A few days ago we heard that the Chinese Carrier Strike Group, headed by PLA Liaoning, successfully completed its training in combat at sea. A training operation that lasted more than 20 days, and saw China’s Carrier Strike Group carry out their operations in the Yellow Sea and the East China Sea, entering the western Pacific waters through the Miyako Strait and conducting a series of exercises there too.
China knows that in order to compete internationally it needs to develop a navy capable of protecting its national interests. Although there is a single national strategic view that binds the various sectors of the State, China’s Navy should act both in an integrated manner with the other Armed Forces and also on a multi-level and multi-domain footing.
Another factor that needs to be enhanced relates to interoperability with its Allies. In fact, even if there have been several joint exercises with the naval groups of the Russian Federation, this does not mean that their assets are fully interoperable both in terms of assets and more specifically at a doctrinal level. These elements might seem trivial but they are not at all, just think how difficult it can be to share information and certain specific data.
Furthermore, in order to develop joint procedures, it is necessary to operate jointly at sea for a long time and to initiate exchange programs.
Almost certainly, China is clear that in order to emerge fully as a superpower it must necessarily increase its maritime power. To do this, it must be able to project power that can also be achieved through the use of aircraft carrier groups (consisting of both combat components, such as destroyers, submarines, frigates, and amphibious assault units and logistic ones) that must be protected in an adequate way to be able to acquire the mastery of an expeditionary role, intrinsic to the Navy.
Another factor to take into consideration is the professionalization of the personnel who must be prepared and trained in the management of the means of transport they are using, which are technologically highly advanced and especially the information they receive, which must be processed quickly and which is not in the least comparable to that used in the past.
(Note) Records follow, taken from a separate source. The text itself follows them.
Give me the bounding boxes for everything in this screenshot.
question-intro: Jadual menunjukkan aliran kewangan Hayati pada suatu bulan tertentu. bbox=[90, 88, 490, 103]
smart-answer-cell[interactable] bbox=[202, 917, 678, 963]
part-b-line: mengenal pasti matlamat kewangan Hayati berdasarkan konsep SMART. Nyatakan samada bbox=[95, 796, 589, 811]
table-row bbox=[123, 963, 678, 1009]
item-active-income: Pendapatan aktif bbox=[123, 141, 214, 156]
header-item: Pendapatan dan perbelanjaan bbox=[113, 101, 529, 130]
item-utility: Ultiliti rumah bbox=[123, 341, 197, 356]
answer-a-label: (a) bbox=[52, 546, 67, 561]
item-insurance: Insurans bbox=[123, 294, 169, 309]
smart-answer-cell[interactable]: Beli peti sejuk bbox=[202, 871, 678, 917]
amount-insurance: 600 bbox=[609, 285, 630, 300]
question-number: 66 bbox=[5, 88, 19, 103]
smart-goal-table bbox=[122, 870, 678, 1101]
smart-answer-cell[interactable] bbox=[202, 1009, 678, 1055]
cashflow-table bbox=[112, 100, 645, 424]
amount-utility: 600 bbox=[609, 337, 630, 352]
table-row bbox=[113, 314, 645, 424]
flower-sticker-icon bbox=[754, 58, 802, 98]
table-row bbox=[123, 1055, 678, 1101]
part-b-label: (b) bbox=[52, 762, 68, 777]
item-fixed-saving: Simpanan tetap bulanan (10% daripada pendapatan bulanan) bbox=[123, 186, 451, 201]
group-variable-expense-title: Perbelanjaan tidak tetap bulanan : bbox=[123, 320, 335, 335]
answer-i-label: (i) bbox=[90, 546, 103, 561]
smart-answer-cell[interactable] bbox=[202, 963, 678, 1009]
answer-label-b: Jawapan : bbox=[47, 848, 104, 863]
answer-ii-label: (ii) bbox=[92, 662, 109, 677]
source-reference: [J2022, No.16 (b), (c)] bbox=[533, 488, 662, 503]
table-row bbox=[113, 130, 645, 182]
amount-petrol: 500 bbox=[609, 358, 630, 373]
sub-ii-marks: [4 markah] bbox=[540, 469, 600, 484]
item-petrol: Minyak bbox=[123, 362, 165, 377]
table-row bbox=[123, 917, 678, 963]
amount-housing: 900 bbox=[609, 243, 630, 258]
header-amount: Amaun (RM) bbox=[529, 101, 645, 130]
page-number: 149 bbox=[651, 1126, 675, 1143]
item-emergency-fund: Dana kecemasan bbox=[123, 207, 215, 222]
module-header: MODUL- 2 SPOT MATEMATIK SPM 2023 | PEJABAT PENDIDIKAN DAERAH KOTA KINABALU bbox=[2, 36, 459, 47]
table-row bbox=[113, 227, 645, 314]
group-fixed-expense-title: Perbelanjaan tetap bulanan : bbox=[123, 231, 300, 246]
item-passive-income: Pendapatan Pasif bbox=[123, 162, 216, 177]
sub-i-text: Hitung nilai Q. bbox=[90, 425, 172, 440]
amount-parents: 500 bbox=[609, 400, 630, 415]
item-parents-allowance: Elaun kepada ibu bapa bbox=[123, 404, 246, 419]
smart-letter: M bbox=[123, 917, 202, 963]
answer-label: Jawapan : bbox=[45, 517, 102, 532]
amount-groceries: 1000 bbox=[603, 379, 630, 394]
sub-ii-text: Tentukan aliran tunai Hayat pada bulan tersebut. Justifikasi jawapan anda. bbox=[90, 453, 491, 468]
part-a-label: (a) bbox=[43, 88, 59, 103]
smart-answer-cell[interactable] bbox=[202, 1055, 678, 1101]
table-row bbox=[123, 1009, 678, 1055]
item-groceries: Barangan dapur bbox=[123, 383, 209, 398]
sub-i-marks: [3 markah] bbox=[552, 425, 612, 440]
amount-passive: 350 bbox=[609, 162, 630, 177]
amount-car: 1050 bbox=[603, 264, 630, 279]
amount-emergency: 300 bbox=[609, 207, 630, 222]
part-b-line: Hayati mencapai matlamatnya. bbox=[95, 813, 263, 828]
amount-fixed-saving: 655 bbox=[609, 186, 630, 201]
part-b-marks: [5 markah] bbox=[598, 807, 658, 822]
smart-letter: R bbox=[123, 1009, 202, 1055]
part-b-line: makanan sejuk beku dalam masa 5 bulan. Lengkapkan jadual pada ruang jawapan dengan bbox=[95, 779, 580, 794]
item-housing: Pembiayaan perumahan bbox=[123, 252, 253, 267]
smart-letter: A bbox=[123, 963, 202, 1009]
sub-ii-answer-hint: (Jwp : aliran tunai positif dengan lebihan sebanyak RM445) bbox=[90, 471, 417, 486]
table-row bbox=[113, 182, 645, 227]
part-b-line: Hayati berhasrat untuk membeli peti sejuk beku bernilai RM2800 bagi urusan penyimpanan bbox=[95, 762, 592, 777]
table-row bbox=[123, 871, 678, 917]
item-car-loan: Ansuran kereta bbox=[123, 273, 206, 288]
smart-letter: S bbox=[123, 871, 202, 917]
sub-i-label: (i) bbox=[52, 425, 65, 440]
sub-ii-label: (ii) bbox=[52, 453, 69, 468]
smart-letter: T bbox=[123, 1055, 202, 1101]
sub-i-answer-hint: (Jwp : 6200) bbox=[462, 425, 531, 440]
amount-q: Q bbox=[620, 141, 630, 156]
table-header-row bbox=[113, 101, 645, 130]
The Chinese shipbuilding industry is continuing its work of expanding the number of combatant ships, but at the same time, it will have to follow the training of personnel both in terms of individuals and teams.
When it comes to the development of doctrine, it is necessary to keep in mind that they must also create an organization that knows how to use the aviation and naval tools at their disposition, that is to assemble and train the staff embarked on board the flagship units, from which they coordinate the fleet movements disseminate orders to the rest of the naval group.
At present, the Western navies probably have a few more points than China, so they will have to work to bridge the gap. By gap, we are not only referring to the technological aspect but also looking towards something else, such as the know-how that must be obtained to achieve certain objectives.
China has gained a lot of ground in the naval field, in fact in recent years there have been several deployments of naval groups in the Mediterranean or in other parts of the world (such as the Gulf of Aden and the Indian Ocean), precisely to signify the will to emerge and become a greater superpower.
China is still undergoing significant improvement ranging from warfighting to Maritime Security and defense engagement aspects. Defense engagement, which is developed through naval diplomacy and capacity & confidence building, was carried out to establish relations with more distant countries in order to create logistical bases, which can be used when necessary (for instance Djibouti and the idea to develop a naval base in the Gulf of Guinea, which could also be used to project into the Atlantic).
To date, China is aware that it is not at the same level as the Americans and the Western coalition in general, and therefore also carries out A2AD (anti-access/area denial) projects precisely in order to counter the advantage currently held by the Western coalition, which is not only limited to its technological advantage.
In conclusion, China has fully come to understand how naval capability should be considered an effective weapon at its disposal both in the diplomatic field and for more incisive actions, which can range from simple deterrence to actual coercive actions. In order to carry out this project, it will need to develop its own doctrines and procedures that are in common with its allies, in order not to find itself alone when opposing the countries of the West.